Im Klartext bedeutet das: Ein Bereich, der bisher privat/kommunal organisiert war, würde verstaatlicht, und ins öffentliche – kostenlose! – Bildungswesen integriert. Gemeinden wären damit die Verantwortung los, Eltern würden Beiträge sparen. Dass ausgerechnet die ÖVP mit uns einen derart „linken“ Plan umsetzen wollte, hat uns - ehrlich gesagt - selbst verwundert. Noch interessanter war dann allerdings, wer sich der Reform entgegenstellte: v.a. der Betriebsrat der privaten GmBH „Bildung im Mittelpunkt“ in Wien, und die GPA (Gewerkschaft der Privatangestellten) – die mit der Reform tausende Mitglieder an die Gewerkschaft des Öffentlichen Diensts verlieren würde.
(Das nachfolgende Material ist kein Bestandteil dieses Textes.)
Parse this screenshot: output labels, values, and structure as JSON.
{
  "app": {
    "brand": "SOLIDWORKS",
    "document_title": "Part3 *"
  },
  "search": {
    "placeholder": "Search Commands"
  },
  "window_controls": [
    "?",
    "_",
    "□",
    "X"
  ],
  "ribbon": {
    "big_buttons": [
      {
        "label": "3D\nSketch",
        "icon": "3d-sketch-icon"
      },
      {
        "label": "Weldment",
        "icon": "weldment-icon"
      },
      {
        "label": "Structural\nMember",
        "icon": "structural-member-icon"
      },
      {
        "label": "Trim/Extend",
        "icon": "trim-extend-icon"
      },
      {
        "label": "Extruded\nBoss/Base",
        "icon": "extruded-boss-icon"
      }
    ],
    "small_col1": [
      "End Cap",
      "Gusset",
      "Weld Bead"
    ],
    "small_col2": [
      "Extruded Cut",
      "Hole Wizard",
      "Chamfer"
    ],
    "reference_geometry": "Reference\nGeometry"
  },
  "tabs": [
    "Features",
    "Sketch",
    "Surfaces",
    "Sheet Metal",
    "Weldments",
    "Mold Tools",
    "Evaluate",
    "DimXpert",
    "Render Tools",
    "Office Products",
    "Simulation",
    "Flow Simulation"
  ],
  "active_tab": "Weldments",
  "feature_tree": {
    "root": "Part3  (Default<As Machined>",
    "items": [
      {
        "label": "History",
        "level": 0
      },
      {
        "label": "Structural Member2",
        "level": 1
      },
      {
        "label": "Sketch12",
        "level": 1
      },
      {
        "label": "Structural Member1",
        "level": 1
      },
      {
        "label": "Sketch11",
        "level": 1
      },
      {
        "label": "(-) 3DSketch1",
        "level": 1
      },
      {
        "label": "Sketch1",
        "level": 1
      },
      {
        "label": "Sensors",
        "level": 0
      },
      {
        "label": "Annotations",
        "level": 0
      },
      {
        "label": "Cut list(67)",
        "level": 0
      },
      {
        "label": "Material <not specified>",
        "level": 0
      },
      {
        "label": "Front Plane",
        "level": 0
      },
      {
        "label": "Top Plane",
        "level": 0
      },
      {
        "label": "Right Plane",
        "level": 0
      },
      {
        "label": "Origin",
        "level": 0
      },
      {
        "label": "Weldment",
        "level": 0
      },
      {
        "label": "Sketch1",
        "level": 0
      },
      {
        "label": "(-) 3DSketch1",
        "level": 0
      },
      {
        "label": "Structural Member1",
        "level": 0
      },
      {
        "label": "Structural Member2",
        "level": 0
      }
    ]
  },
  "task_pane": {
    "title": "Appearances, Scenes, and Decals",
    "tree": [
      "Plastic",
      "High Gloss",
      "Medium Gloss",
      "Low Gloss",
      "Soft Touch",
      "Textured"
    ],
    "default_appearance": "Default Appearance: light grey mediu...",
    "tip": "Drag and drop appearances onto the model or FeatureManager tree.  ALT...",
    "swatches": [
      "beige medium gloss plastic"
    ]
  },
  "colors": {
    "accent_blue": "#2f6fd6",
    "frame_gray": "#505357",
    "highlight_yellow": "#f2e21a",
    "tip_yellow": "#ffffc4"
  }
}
Die Protestdemonstrationen der FZ-Pädagog:innen fanden in den Medien breiten Widerhall; uns hingegen gelang es nicht, die weitrechenden positiven Auswirkungen rüberzubringen. Ein gutes Beispiel dafür, wie Partikularinteressen sinnvollen Reformen entgegenstehen!
Die Reform würde nämlich nicht nur Eltern und Gemeinden entlasten, sondern brächte auch den FZ-Pädagog:innen Vorteile. Im neuen Berufsbild „Stütz- und Freizeitpädagogik“ würden sie auf Augenhöhe gemeinsam mit Pädagog:innen im Team arbeiten – und könnten etwa im Unterricht auf einzelne Kinder fokussieren. In vielen Situationen ist es hilfreich, wenn zwei Erwachsene im Raum sind! Sie wären weiterhin für Kreativ- Freizeit- und Bewegungseinheiten verantwortlich, könnten aber auch individuelle Lernzeiten und Übungsstunden betreuen. Insgesamt ein breites, spannendes Berufsbild, mit wesentlich attraktiveren Arbeitszeiten (vormittags!) und Entwicklungsmöglichkeiten als derzeit.
Wir sind daher fest davon überzeugt, dass es für die Reform bald einen neuen Anlauf geben muss. Der Grundstein ist jedenfalls gelegt!